Sunday, March 10, 2013

Chris Dillow — The Need For Supply-Side Socialism

Policy-making, then, requires more than (very mild) stimulus and the hope of return to business as normal. We must think about ways of increasing trend growth.
It should be obvious to anyone not blinded by ideology that the right's ideas here - of reducing the power of the working class - no longer work. Instead, Duncan Weldon, Stewart Wood and Ha-Joon Chang are right; the left must think about supply-side socialism.
Stumbling and Mumbling
The Need For Supply-Side Socialism
Chris Dillow | Investors Chronicle (UK)

Short translation: Injecting stimulus to increase effective demand is insufficient given the economic conditions and state of crisis in the UK. Business is not investing to expand and create jobs and is unlikely to with demand side stimulus alone. Therefore, stimulus must be injected from the supply side in order to promote non-financial or "real" growth.

Government needs to increase spending on public investment — infrastructure, R&D, education and other public goods that will increase economic effectiveness and efficiency and promote innovation and productivity gains.

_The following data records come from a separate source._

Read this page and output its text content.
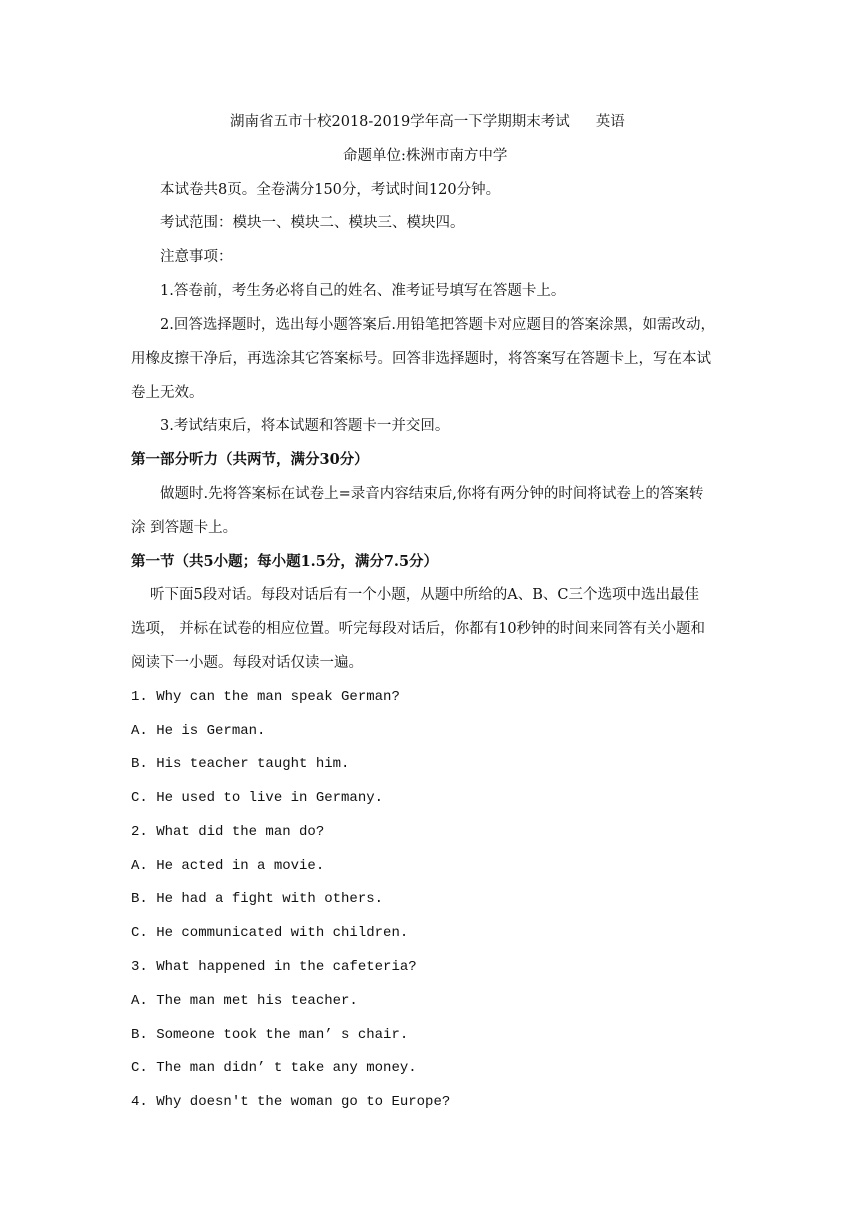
湖南省五市十校2018-2019学年高一下学期期末考试 英语
命题单位:株洲市南方中学
本试卷共8页。全卷满分150分，考试时间120分钟。
考试范围：模块一、模块二、模块三、模块四。
注意事项：
1.答卷前，考生务必将自己的姓名、准考证号填写在答题卡上。
2.回答选择题时，选出每小题答案后.用铅笔把答题卡对应题目的答案涂黑，如需改动，
用橡皮擦干净后，再选涂其它答案标号。回答非选择题时，将答案写在答题卡上，写在本试
卷上无效。
3.考试结束后，将本试题和答题卡一并交回。
第一部分听力（共两节，满分30分）
做题时.先将答案标在试卷上=录音内容结束后,你将有两分钟的时间将试卷上的答案转
涂 到答题卡上。
第一节（共5小题；每小题1.5分，满分7.5分）
听下面5段对话。每段对话后有一个小题，从题中所给的A、B、C三个选项中选出最佳
选项， 并标在试卷的相应位置。听完每段对话后，你都有10秒钟的时间来同答有关小题和
阅读下一小题。每段对话仅读一遍。
1. Why can the man speak German?
A. He is German.
B. His teacher taught him.
C. He used to live in Germany.
2. What did the man do?
A. He acted in a movie.
B. He had a fight with others.
C. He communicated with children.
3. What happened in the cafeteria?
A. The man met his teacher.
B. Someone took the man’ s chair.
C. The man didn’ t take any money.
4. Why doesn't the woman go to Europe?
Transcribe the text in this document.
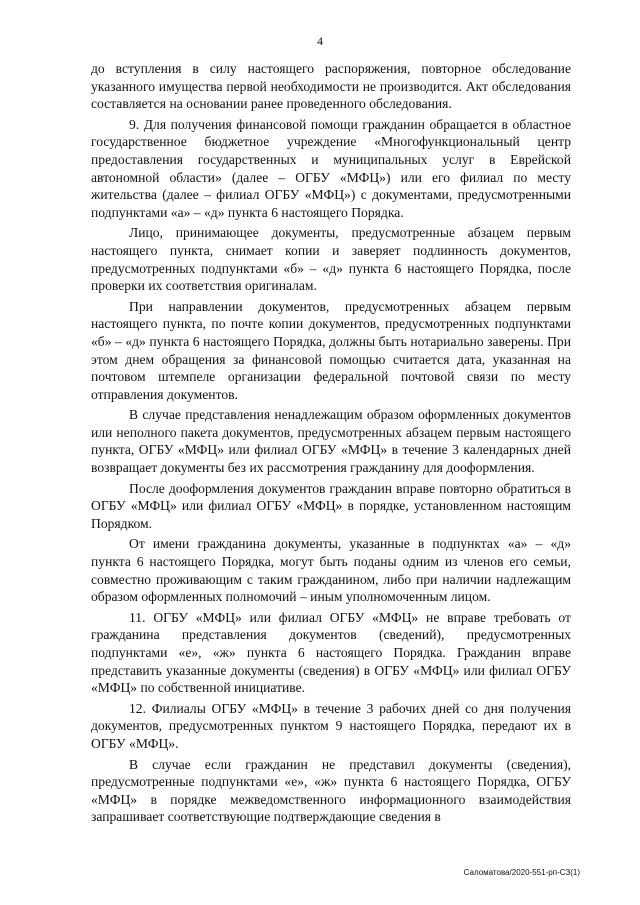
4

до вступления в силу настоящего распоряжения, повторное обследование указанного имущества первой необходимости не производится. Акт обследования составляется на основании ранее проведенного обследования.

9. Для получения финансовой помощи гражданин обращается в областное государственное бюджетное учреждение «Многофункциональный центр предоставления государственных и муниципальных услуг в Еврейской автономной области» (далее – ОГБУ «МФЦ») или его филиал по месту жительства (далее – филиал ОГБУ «МФЦ») с документами, предусмотренными подпунктами «а» – «д» пункта 6 настоящего Порядка.

Лицо, принимающее документы, предусмотренные абзацем первым настоящего пункта, снимает копии и заверяет подлинность документов, предусмотренных подпунктами «б» – «д» пункта 6 настоящего Порядка, после проверки их соответствия оригиналам.

При направлении документов, предусмотренных абзацем первым настоящего пункта, по почте копии документов, предусмотренных подпунктами «б» – «д» пункта 6 настоящего Порядка, должны быть нотариально заверены. При этом днем обращения за финансовой помощью считается дата, указанная на почтовом штемпеле организации федеральной почтовой связи по месту отправления документов.

В случае представления ненадлежащим образом оформленных документов или неполного пакета документов, предусмотренных абзацем первым настоящего пункта, ОГБУ «МФЦ» или филиал ОГБУ «МФЦ» в течение 3 календарных дней возвращает документы без их рассмотрения гражданину для дооформления.

После дооформления документов гражданин вправе повторно обратиться в ОГБУ «МФЦ» или филиал ОГБУ «МФЦ» в порядке, установленном настоящим Порядком.

От имени гражданина документы, указанные в подпунктах «а» – «д» пункта 6 настоящего Порядка, могут быть поданы одним из членов его семьи, совместно проживающим с таким гражданином, либо при наличии надлежащим образом оформленных полномочий – иным уполномоченным лицом.

11. ОГБУ «МФЦ» или филиал ОГБУ «МФЦ» не вправе требовать от гражданина представления документов (сведений), предусмотренных подпунктами «е», «ж» пункта 6 настоящего Порядка. Гражданин вправе представить указанные документы (сведения) в ОГБУ «МФЦ» или филиал ОГБУ «МФЦ» по собственной инициативе.

12. Филиалы ОГБУ «МФЦ» в течение 3 рабочих дней со дня получения документов, предусмотренных пунктом 9 настоящего Порядка, передают их в ОГБУ «МФЦ».

В случае если гражданин не представил документы (сведения), предусмотренные подпунктами «е», «ж» пункта 6 настоящего Порядка, ОГБУ «МФЦ» в порядке межведомственного информационного взаимодействия запрашивает соответствующие подтверждающие сведения в

Саломатова/2020-551-рп-СЗ(1)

Actually, the British economy is way to dependent on its financial sector's contribution to GDP, especially when finance contributes nothing productive itself and its expansion has not resulted in non-financial real growth, which is the actual economic function of finance, rather than merely increasing savings.

2 comments:

David said...

Don't much care for the phrase "supply-side socialism." It seems to me that the side with all the supplies already have the "socialism." What Dillow is talking about sounds more like elements of Listian state-capitalism or as it was once known "American System." And, yes, we could use some more of that.

WillORNG said...

A basic job income guarantee would restore the oxygen of aggregate money demand circulation stimulation to precisely the unmet effective demand starved areas that need it the most so filling the output gap matching total demand with total supply capacity.